Just 17% total shareholder return (TSR) and 13% other measures of corporate performance, including economic value added (EVA).

Judith Greaves, a partner at Pinsents, says that EPS has the merit of simplicity while TSR, although more sophisticated, is more difficult to measure, especially if TSR is being compared against a basket of other companies. So which measure should a company choose? “There are a lot of factors to consider, including what competitors have done, sometimes what is simplest and what shareholders are expecting,” says Greaves. “For example, a more mature company which doesn’t expect profit levels to be increasing might think it’s doing well if it keeps pace with competitors, so it might choose total shareholder return. But there are no hard and fast rules.”

Jauhal believes that simple measures such as EPS are “not very robust”. He argues that too many targets are “soft”. For example: ‘Increase EPS by 2% more than the retail price index in any three-year period over 10 years.’ This is easily achievable by a wide range of companies, he argues.
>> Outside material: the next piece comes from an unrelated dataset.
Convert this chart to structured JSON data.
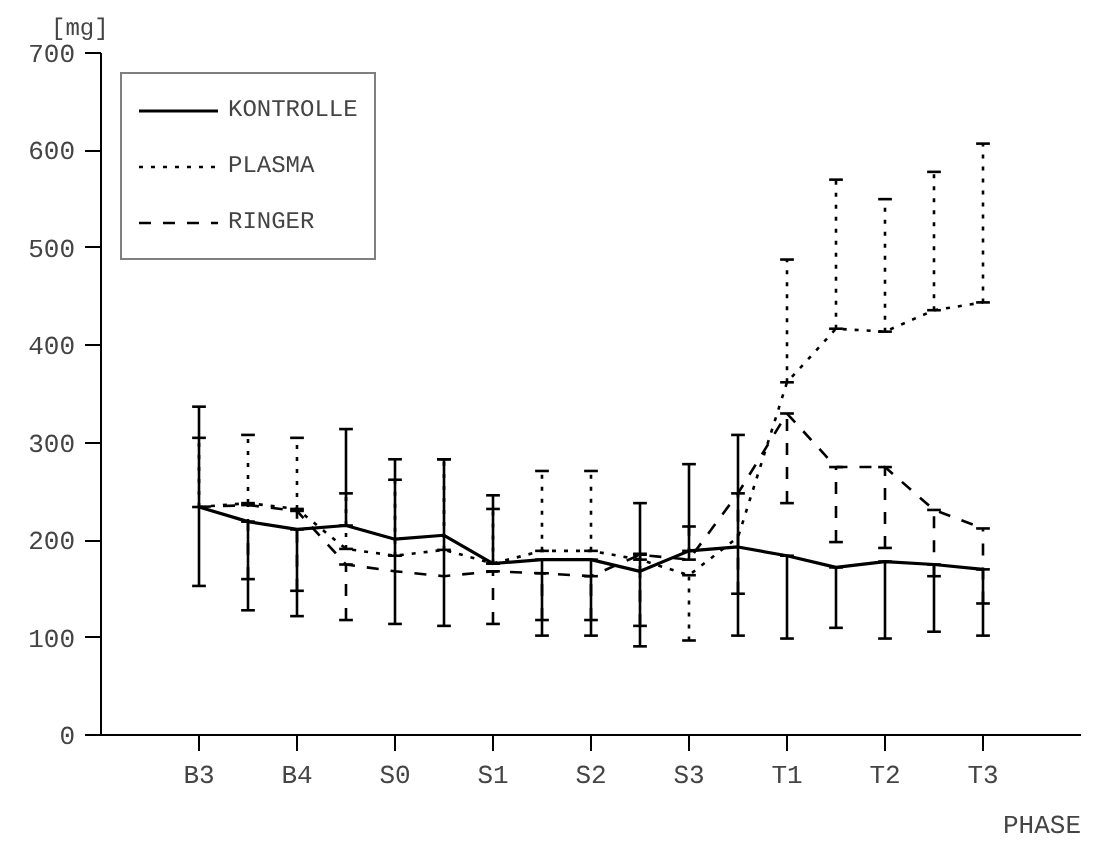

“It tends to be possible for some directors to earn options even if their company isn’t performing well.”

The ABI guidelines say that performance conditions should be measured over three or more years. They encourage companies to use longer measurement periods of more than three years and defer vesting in order to motivate executives to achieve sustained improvement in financial performance.

To assuage shareholder criticism of executives receiving large rewards for mediocre performance that exceeds benchmarks, more companies have moved to sliding scales. PIRC argues that maximum vesting should only take place for significant out-performance. If options awards are reaching twice base salary, it wants performance that significantly exceeds brokers’ forecasts or is in the top decile relative to a comparator group of companies.
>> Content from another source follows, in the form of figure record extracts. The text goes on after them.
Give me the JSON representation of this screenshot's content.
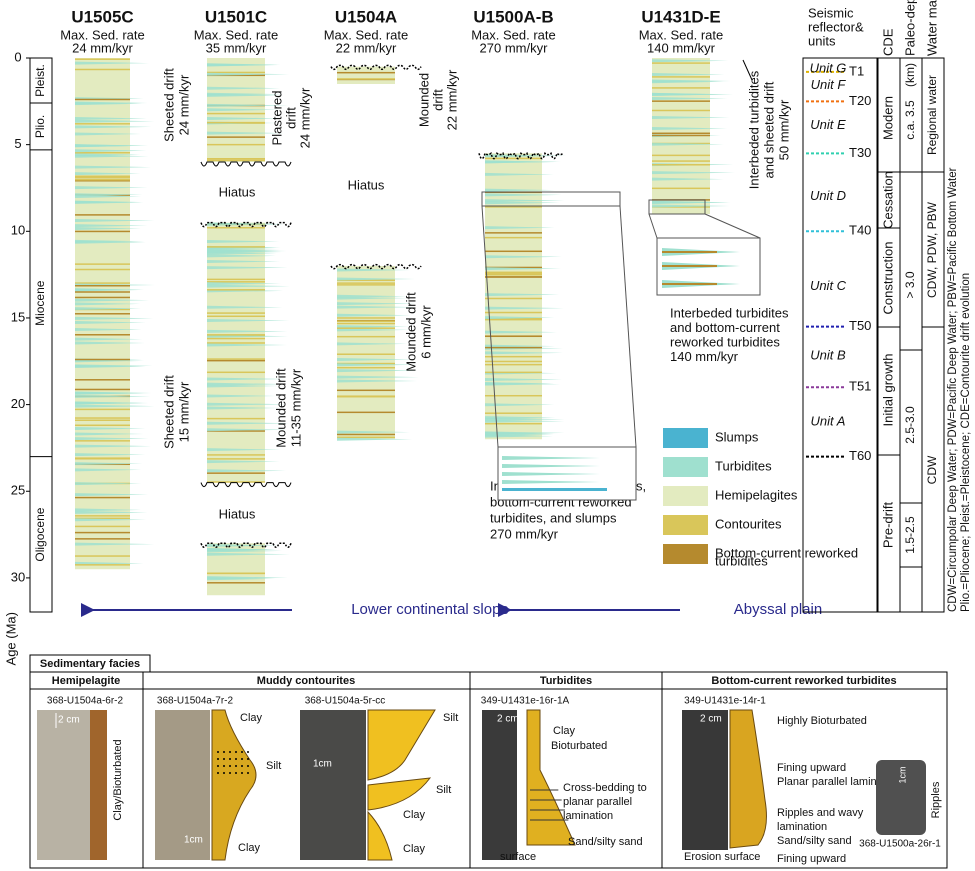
{
  "axis": {
    "label": "Age (Ma)",
    "ticks": [
      0,
      5,
      10,
      15,
      20,
      25,
      30
    ]
  },
  "epochs": [
    "Pleist.",
    "Plio.",
    "Miocene",
    "Oligocene"
  ],
  "sites": [
    {
      "name": "U1505C",
      "rate": "Max. Sed. rate",
      "value": "24 mm/kyr"
    },
    {
      "name": "U1501C",
      "rate": "Max. Sed. rate",
      "value": "35 mm/kyr"
    },
    {
      "name": "U1504A",
      "rate": "Max. Sed. rate",
      "value": "22 mm/kyr"
    },
    {
      "name": "U1500A-B",
      "rate": "Max. Sed. rate",
      "value": "270 mm/kyr"
    },
    {
      "name": "U1431D-E",
      "rate": "Max. Sed. rate",
      "value": "140 mm/kyr"
    }
  ],
  "annotations": {
    "sheeted_top": [
      "Sheeted drift",
      "24 mm/kyr"
    ],
    "plastered": [
      "Plastered",
      "drift",
      "24 mm/kyr"
    ],
    "mounded_top": [
      "Mounded",
      "drift",
      "22 mm/kyr"
    ],
    "hiatus": [
      "Hiatus",
      "Hiatus",
      "Hiatus"
    ],
    "sheeted_low": [
      "Sheeted drift",
      "15 mm/kyr"
    ],
    "mounded_mid": [
      "Mounded drift",
      "11-35 mm/kyr"
    ],
    "mounded_low": [
      "Mounded drift",
      "6 mm/kyr"
    ],
    "u1431_rot": [
      "Interbeded turbidites",
      "and sheeted drift",
      "50 mm/kyr"
    ],
    "u1431_inset": [
      "Interbeded turbidites",
      "and bottom-current",
      "reworked turbidites",
      "140 mm/kyr"
    ],
    "u1500_inset": [
      "Interbeded distal turbidites,",
      "bottom-current reworked",
      "turbidites, and slumps",
      "270 mm/kyr"
    ]
  },
  "seismic": {
    "title": [
      "Seismic",
      "reflector&",
      "units"
    ],
    "reflectors": [
      "T1",
      "T20",
      "T30",
      "T40",
      "T50",
      "T51",
      "T60"
    ],
    "units": [
      "Unit G",
      "Unit F",
      "Unit E",
      "Unit D",
      "Unit C",
      "Unit B",
      "Unit A"
    ]
  },
  "cde": {
    "title": "CDE",
    "phases": [
      "Modern",
      "Cessation",
      "Construction",
      "Initial growth",
      "Pre-drift"
    ]
  },
  "paleodepth": {
    "title": "Paleo-depth",
    "items": [
      "(km)",
      "c.a. 3.5",
      "> 3.0",
      "2.5-3.0",
      "1.5-2.5"
    ]
  },
  "watermass": {
    "title": "Water mass",
    "items": [
      "Regional water",
      "CDW, PDW, PBW",
      "CDW"
    ]
  },
  "legend": [
    "Slumps",
    "Turbidites",
    "Hemipelagites",
    "Contourites",
    "Bottom-current reworked",
    "turbidites"
  ],
  "arrows": [
    "Lower continental slope",
    "Abyssal plain"
  ],
  "footnote": [
    "CDW=Circumpolar Deep Water; PDW=Pacific Deep Water; PBW=Pacific Bottom Water",
    "Plio.=Pliocene; Pleist.=Pleistocene; CDE=Contourite drift evolution"
  ],
  "facies": {
    "title": "Sedimentary facies",
    "headers": [
      "Hemipelagite",
      "Muddy contourites",
      "Turbidites",
      "Bottom-current reworked turbidites"
    ],
    "hemipelagite": {
      "sample": "368-U1504a-6r-2",
      "scale": "2 cm",
      "label": "Clay/Bioturbated"
    },
    "contourite1": {
      "sample": "368-U1504a-7r-2",
      "scale": "1cm",
      "labels": [
        "Clay",
        "Silt",
        "Clay"
      ]
    },
    "contourite2": {
      "sample": "368-U1504a-5r-cc",
      "scale": "1cm",
      "labels": [
        "Silt",
        "Clay",
        "Silt",
        "Clay"
      ]
    },
    "turbidite": {
      "sample": "349-U1431e-16r-1A",
      "scale": "2 cm",
      "labels": [
        "Clay",
        "Bioturbated",
        "Cross-bedding to",
        "planar parallel",
        "lamination",
        "Sand/silty sand",
        "surface"
      ]
    },
    "reworked": {
      "sample": "349-U1431e-14r-1",
      "scale": "2 cm",
      "labels": [
        "Highly Bioturbated",
        "Fining upward",
        "Planar parallel lamination",
        "Ripples and wavy",
        "lamination",
        "Sand/silty sand",
        "Fining upward",
        "Erosion surface"
      ],
      "inset_sample": "368-U1500a-26r-1",
      "inset_scale": "1cm",
      "inset_label": "Ripples"
    }
  }
}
Barclays plc, for example, has defended options worth up to £9m it has awarded chief executive Matt Barrett on the grounds that they are linked to a sliding scale and that Barrett will only reap full benefit if the bank is ranked first among 12 rivals over three years. If it comes second, Barrett’s options fall from 7.8 million shares to 5.9 million. If it falls below sixth place – the median point – he gets nothing. Even so, the scheme raised eyebrows at a time when Barclays’ profits were falling and other directors saw pay cuts.
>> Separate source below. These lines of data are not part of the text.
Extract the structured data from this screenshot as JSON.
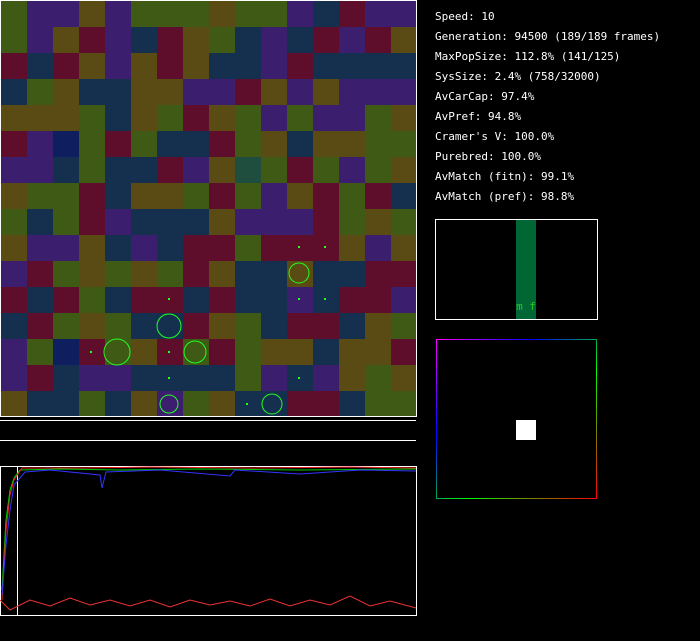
{
  "stats": [
    "Speed: 10",
    "Generation: 94500 (189/189 frames)",
    "MaxPopSize: 112.8% (141/125)",
    "SysSize: 2.4% (758/32000)",
    "AvCarCap: 97.4%",
    "AvPref: 94.8%",
    "Cramer's V: 100.0%",
    "Purebred: 100.0%",
    "AvMatch (fitn): 99.1%",
    "AvMatch (pref): 98.8%"
  ],
  "histogram": {
    "label": "m f"
  }
}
If, as expected, expensing leads to closer scrutiny of option schemes, companies will be under more pressure to show they align executive and shareholder interests. That may well be the case in some schemes, but there is certainly concern that in others it leads executives to focus on short-term targets at the expense of the long-term health of the business.

When the International Corporate Governance Network set up a committee under Alastair Ross Goobey to consider executive remuneration, it concluded that “share options will probably continue to be an important constituent of long-term incentive schemes, how ever imperfect they are …” But it added, “However, we believe awards should be regular, with performance hurdles that are not subject to much discretion from remuneration committees after their issue, and that they should not be the only long-term incentive.”

Options could become a less-significant element in the total incentive mix in the next few years. The key to shareholder acceptance will be running open schemes, tied to clear performance targets that follow best-practice guidelines. Anything less will simply not be an option.

Directors and all employee share ownership 2003 survey of the FTSE-350 is available from Pinsents at £500. (0121) 260 4005

FD OPTIONS

FDs are receiving generous allotments of share options, according to figures compiled by law firm Pinsents. In FTSE-100 companies, options and long-term incentive plans average nearly 300% of base salary. In FTSE-250 companies, they are less generous, at just under 200%. Overall, that puts FD options and L-tips at more than 200% in FTSE-350 companies.